The Australian-listed company instead will use a shareholder-diluting $88 million capital raising to reduce about $US670 million ($A753.95 million) of debt.
Paladin had been negotiating with two nuclear power companies to sell 15-20% in its Langer Heinrich mine in Namibia. In late June, managing director John Borshoff maintained a sale would go ahead.
But the global uranium market is still depressed more than two years since Japan's Fukushima nuclear disaster and the spot price is at seven-and-a-half-year lows of about $US35 a pound.
Paladin blamed that anaemic price for its failure to get what it believes is the strategic value of the asset and harmed shareholder value.
Based on investment bank UBS's recent $US1.1 billion valuation of Langer Heinrich, a successful sale would have gained $US165 million-$US220 million.
The mine produced 5.3 million pounds, out of Paladin's 8.26 million pounds, of uranium production in the year to June 30.
"Although, there remains interest in the asset, Paladin believes that the current weakness in the spot uranium price should not overly influence the valuation of a flagship asset such as Langer Heinrich," it said in a statement on Friday.
It said it would wait until prices lifted before going to the market to sell again.
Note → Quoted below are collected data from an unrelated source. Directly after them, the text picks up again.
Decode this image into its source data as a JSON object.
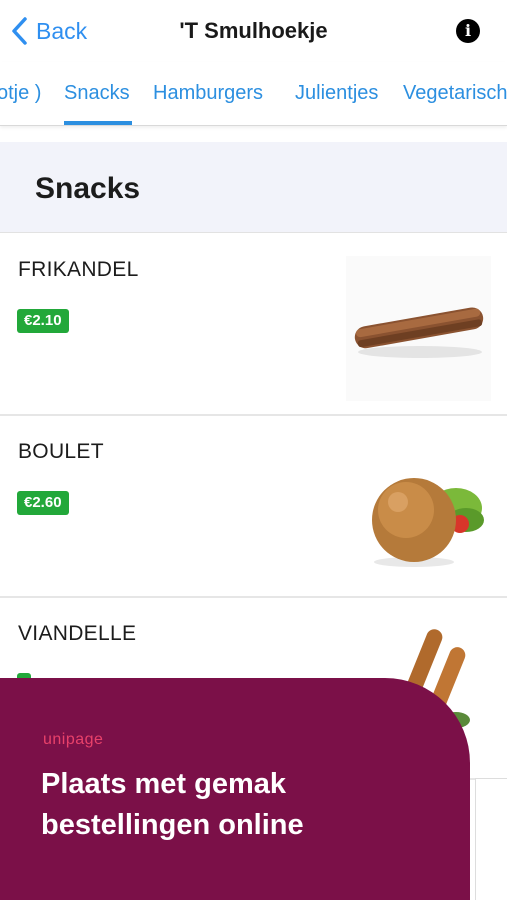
{
  "nav": {
    "back_label": "Back",
    "title": "'T Smulhoekje",
    "info_icon": "info-icon"
  },
  "tabs": [
    {
      "label": "otje )"
    },
    {
      "label": "Snacks",
      "active": true
    },
    {
      "label": "Hamburgers"
    },
    {
      "label": "Julientjes"
    },
    {
      "label": "Vegetarisch"
    }
  ],
  "section": {
    "title": "Snacks"
  },
  "items": [
    {
      "name": "FRIKANDEL",
      "price": "€2.10"
    },
    {
      "name": "BOULET",
      "price": "€2.60"
    },
    {
      "name": "VIANDELLE",
      "price": ""
    }
  ],
  "promo": {
    "brand": "unipage",
    "text": "Plaats met gemak bestellingen online"
  },
  "colors": {
    "accent": "#2c8fe0",
    "price_badge": "#22a83a",
    "promo_bg": "#7b1048",
    "brand": "#e8416a"
  }
}
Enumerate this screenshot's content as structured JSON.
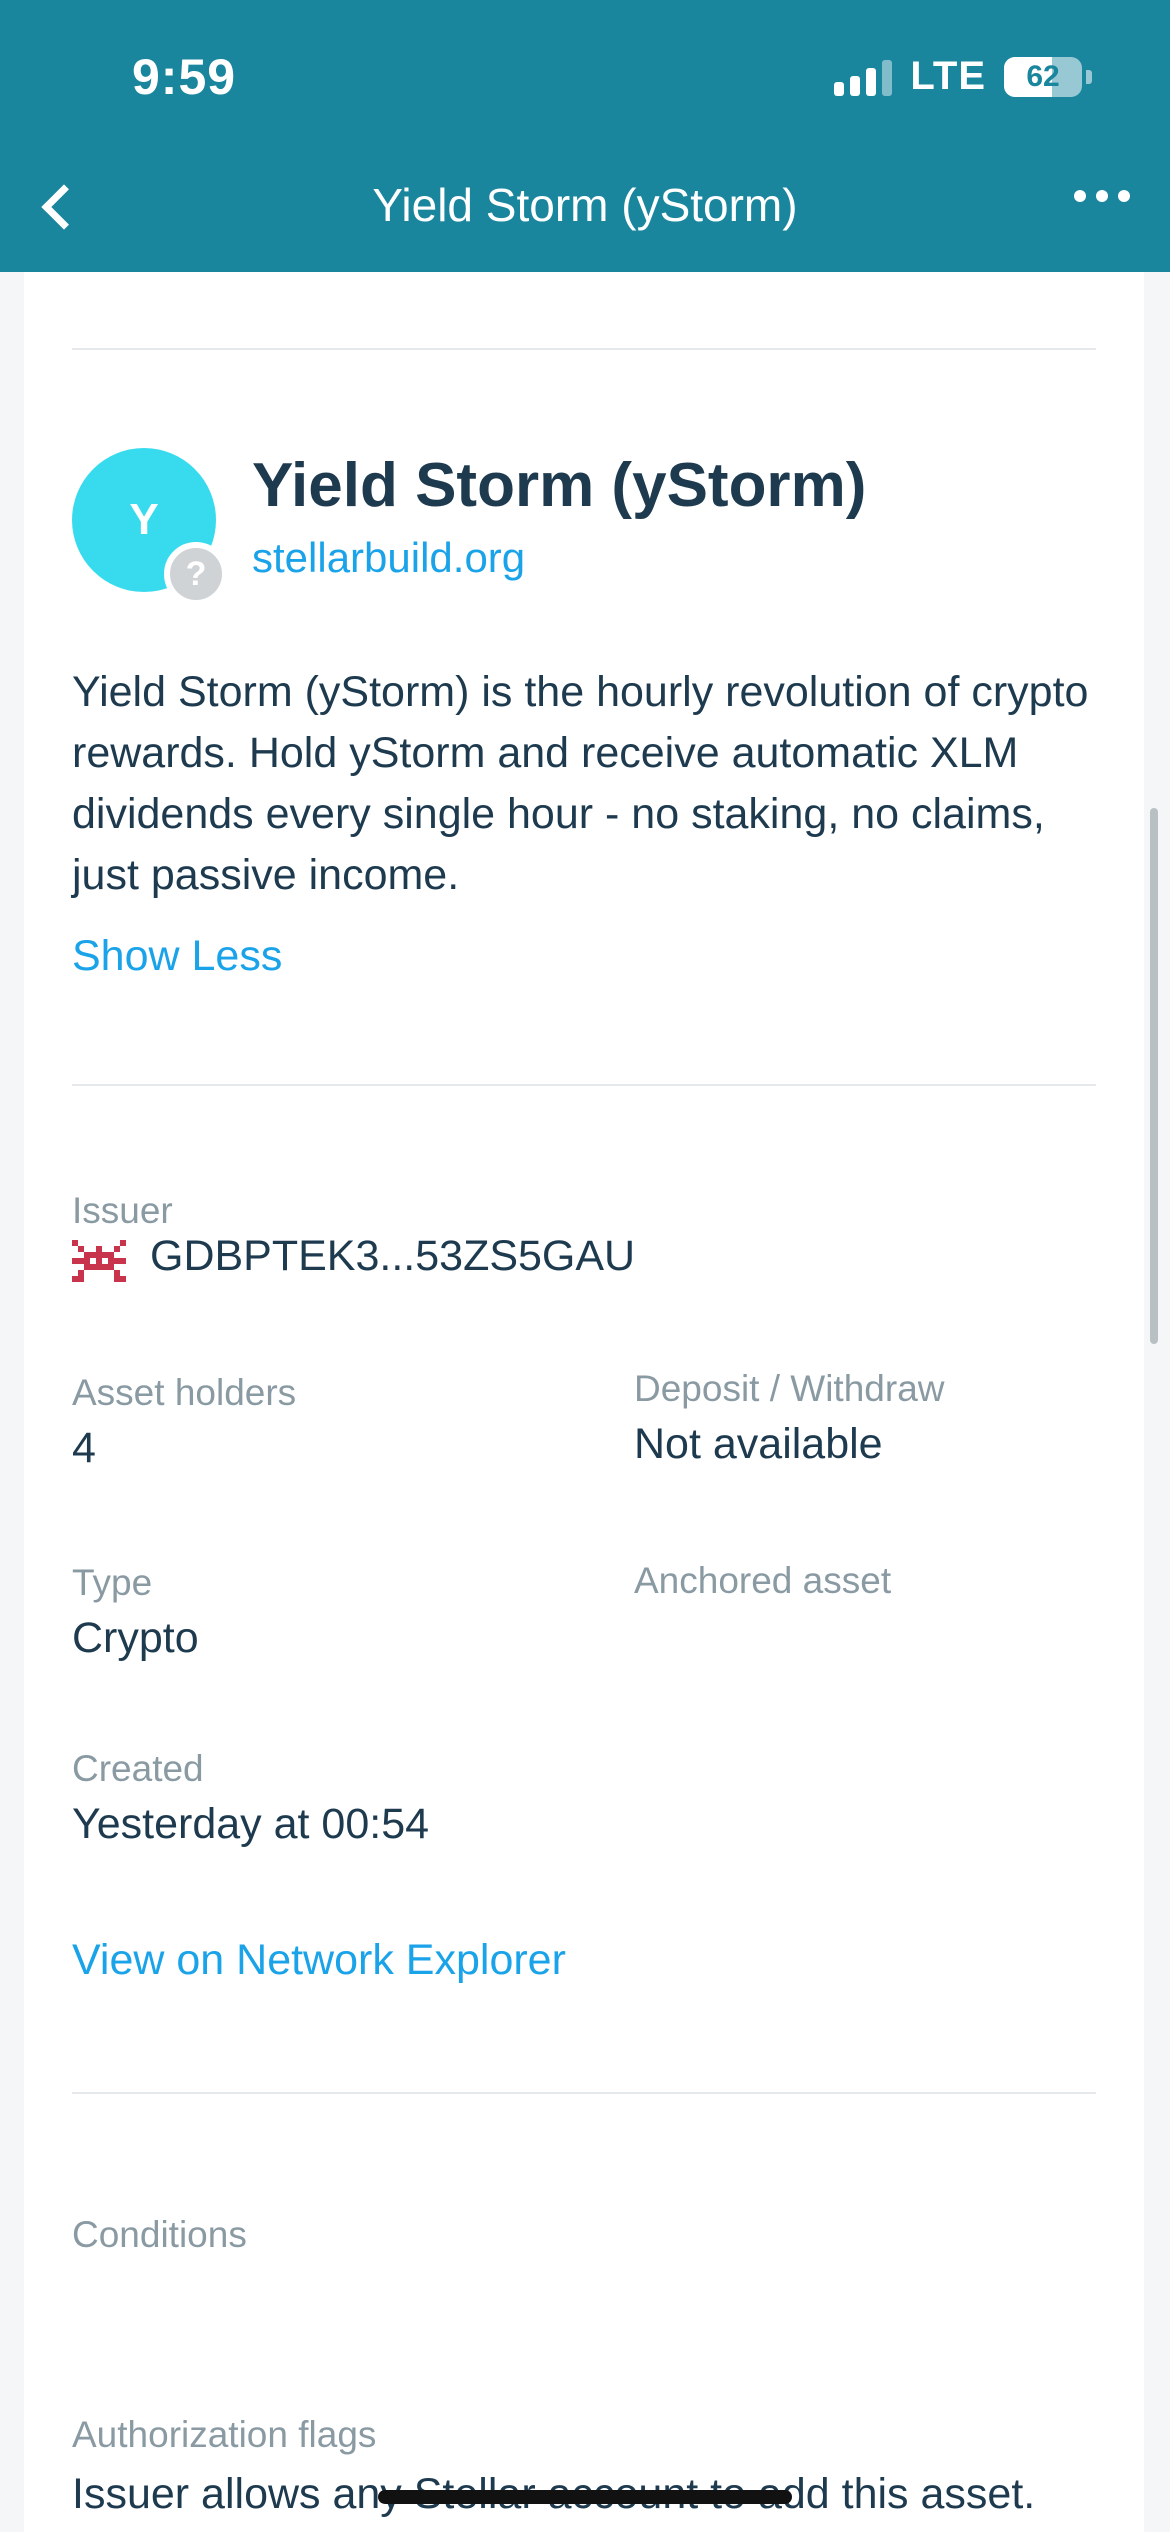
{
  "status_bar": {
    "time": "9:59",
    "network": "LTE",
    "battery": "62",
    "battery_level": 0.62
  },
  "nav": {
    "title": "Yield Storm (yStorm)",
    "back_icon": "chevron-left-icon",
    "more_icon": "more-horizontal-icon"
  },
  "asset": {
    "avatar_letter": "Y",
    "avatar_color": "#38dbee",
    "badge_symbol": "?",
    "name": "Yield Storm (yStorm)",
    "domain": "stellarbuild.org",
    "description": "Yield Storm (yStorm) is the hourly revolution of crypto rewards. Hold yStorm and receive automatic XLM dividends every single hour - no staking, no claims, just passive income.",
    "show_less_label": "Show Less"
  },
  "details": {
    "issuer_label": "Issuer",
    "issuer_value": "GDBPTEK3...53ZS5GAU",
    "issuer_icon_color": "#c9344d",
    "holders_label": "Asset holders",
    "holders_value": "4",
    "deposit_label": "Deposit / Withdraw",
    "deposit_value": "Not available",
    "type_label": "Type",
    "type_value": "Crypto",
    "anchored_label": "Anchored asset",
    "created_label": "Created",
    "created_value": "Yesterday at 00:54",
    "explorer_link": "View on Network Explorer"
  },
  "conditions": {
    "title": "Conditions",
    "auth_flags_label": "Authorization flags",
    "auth_flags_value": "Issuer allows any Stellar account to add this asset."
  },
  "colors": {
    "header": "#1a869e",
    "accent": "#1aa3e8",
    "text": "#1e3a4f",
    "muted": "#8a9aa3"
  }
}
A price of at least $US70 a pound was needed, it said.
In other bad news for Paladin, the company said it expected to have to write down the value of assets including its other producing mine, Kayelekera in Malawi, by $US180 million.
The capital raising involves the equivalent of 15% of its stock being issued to private institutions.
The company's shares went into a trading halt on Thursday at $1.